How to use only one of the RGB channels in forward function?

I want to build a CNN for image classification. The input images should be of type RGB but every channel is just the same grayscale image (intentionally). Nevertheless, I only want to use the first channel of these three in the forward function for the conv2d layers. I’ve tried something like:

...

def __init__(self):
        super().__init__()
        self.conv1 = nn.Conv2d(1, 32, kernel_size=3, padding=2)
        ...

def forward(self, x):
        x = x[:,0]
        x = F.relu(self.conv1(x))
        ...

I’ve got the following error message while training (batch size is 64, images are 32x32):

RuntimeError: Given groups=1, weight of size [32, 1, 3, 3], expected input[1, 64, 30, 30] to have 1 channels, but got 64 channels instead

I can imagine some mistake in the slicing of x. I’ve tried different slicing versions (x[0], x[:,0], x[:,:,0]) for this reason but nothing worked.

Does anyone has a clue what I am doing wrong here?

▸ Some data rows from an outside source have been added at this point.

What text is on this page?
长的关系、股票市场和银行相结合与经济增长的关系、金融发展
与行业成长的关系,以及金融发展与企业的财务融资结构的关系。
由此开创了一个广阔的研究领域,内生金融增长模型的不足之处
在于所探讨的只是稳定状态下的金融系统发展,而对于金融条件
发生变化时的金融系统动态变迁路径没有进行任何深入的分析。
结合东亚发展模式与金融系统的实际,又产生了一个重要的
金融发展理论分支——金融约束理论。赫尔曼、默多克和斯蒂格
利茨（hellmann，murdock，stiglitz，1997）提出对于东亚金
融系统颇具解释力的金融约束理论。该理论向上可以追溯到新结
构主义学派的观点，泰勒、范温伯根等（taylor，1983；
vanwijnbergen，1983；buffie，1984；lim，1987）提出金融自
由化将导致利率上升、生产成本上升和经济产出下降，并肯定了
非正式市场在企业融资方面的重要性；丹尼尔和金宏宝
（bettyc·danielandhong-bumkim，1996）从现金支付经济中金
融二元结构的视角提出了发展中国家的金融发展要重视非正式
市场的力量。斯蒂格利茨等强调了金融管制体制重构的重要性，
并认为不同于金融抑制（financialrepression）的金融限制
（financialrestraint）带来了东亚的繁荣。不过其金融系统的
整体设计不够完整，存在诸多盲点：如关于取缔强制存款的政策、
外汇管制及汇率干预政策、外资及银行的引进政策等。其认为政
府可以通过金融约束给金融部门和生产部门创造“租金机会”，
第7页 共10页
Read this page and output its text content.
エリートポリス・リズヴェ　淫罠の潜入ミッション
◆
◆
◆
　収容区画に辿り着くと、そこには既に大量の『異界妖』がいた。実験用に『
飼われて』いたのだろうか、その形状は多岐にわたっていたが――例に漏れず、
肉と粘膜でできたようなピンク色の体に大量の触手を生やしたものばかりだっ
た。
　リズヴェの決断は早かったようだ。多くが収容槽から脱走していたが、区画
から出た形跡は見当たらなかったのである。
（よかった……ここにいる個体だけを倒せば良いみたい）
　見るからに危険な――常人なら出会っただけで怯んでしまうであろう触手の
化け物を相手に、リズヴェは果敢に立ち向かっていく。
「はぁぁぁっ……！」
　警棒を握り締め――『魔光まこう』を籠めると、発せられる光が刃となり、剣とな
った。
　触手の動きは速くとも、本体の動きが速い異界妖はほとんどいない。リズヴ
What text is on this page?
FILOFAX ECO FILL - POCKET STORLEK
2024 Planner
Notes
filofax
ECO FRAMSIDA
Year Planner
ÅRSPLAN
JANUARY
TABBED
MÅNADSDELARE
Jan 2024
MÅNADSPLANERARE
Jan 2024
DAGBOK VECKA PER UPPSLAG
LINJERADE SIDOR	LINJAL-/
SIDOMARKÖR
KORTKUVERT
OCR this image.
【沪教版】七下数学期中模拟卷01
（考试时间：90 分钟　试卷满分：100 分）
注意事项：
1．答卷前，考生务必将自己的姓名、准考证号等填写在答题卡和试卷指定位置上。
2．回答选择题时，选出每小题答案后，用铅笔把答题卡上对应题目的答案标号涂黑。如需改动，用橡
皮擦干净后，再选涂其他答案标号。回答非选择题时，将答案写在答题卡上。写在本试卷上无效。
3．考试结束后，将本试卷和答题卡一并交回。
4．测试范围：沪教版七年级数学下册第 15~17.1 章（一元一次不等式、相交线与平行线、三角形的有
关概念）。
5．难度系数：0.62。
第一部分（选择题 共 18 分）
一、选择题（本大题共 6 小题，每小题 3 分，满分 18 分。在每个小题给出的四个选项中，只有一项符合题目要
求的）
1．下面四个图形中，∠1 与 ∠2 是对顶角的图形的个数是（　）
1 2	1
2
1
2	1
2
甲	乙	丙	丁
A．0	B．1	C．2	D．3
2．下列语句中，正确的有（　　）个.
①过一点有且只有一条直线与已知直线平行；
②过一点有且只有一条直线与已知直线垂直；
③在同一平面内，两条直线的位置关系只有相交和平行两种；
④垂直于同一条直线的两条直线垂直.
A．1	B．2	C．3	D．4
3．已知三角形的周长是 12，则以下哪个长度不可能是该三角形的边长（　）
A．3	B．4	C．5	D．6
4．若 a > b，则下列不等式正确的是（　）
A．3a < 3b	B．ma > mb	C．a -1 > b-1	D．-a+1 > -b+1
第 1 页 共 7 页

The issue is that indexing x like this removes the ‘channels’ dimension. That is, if you run:

x = torch.rand(64, 3, 32, 32) # [batch_size, channels, height, width]
x = x[:, 0]
print(x.size())

The output is [64, 32, 32]. However, for x to be compatible with the convolutional layer, you would need shape [64, 1, 32, 32]. That can be done with ‘unsqueeze’, e.g.:

def forward(self, x):
    x = x[:,0].unsqueeze(1) # 3 channels -> 1 channel
    x = F.relu(self.conv1(x)
    ...
1 Like

@i4ata thanks for your help and the nice explanation!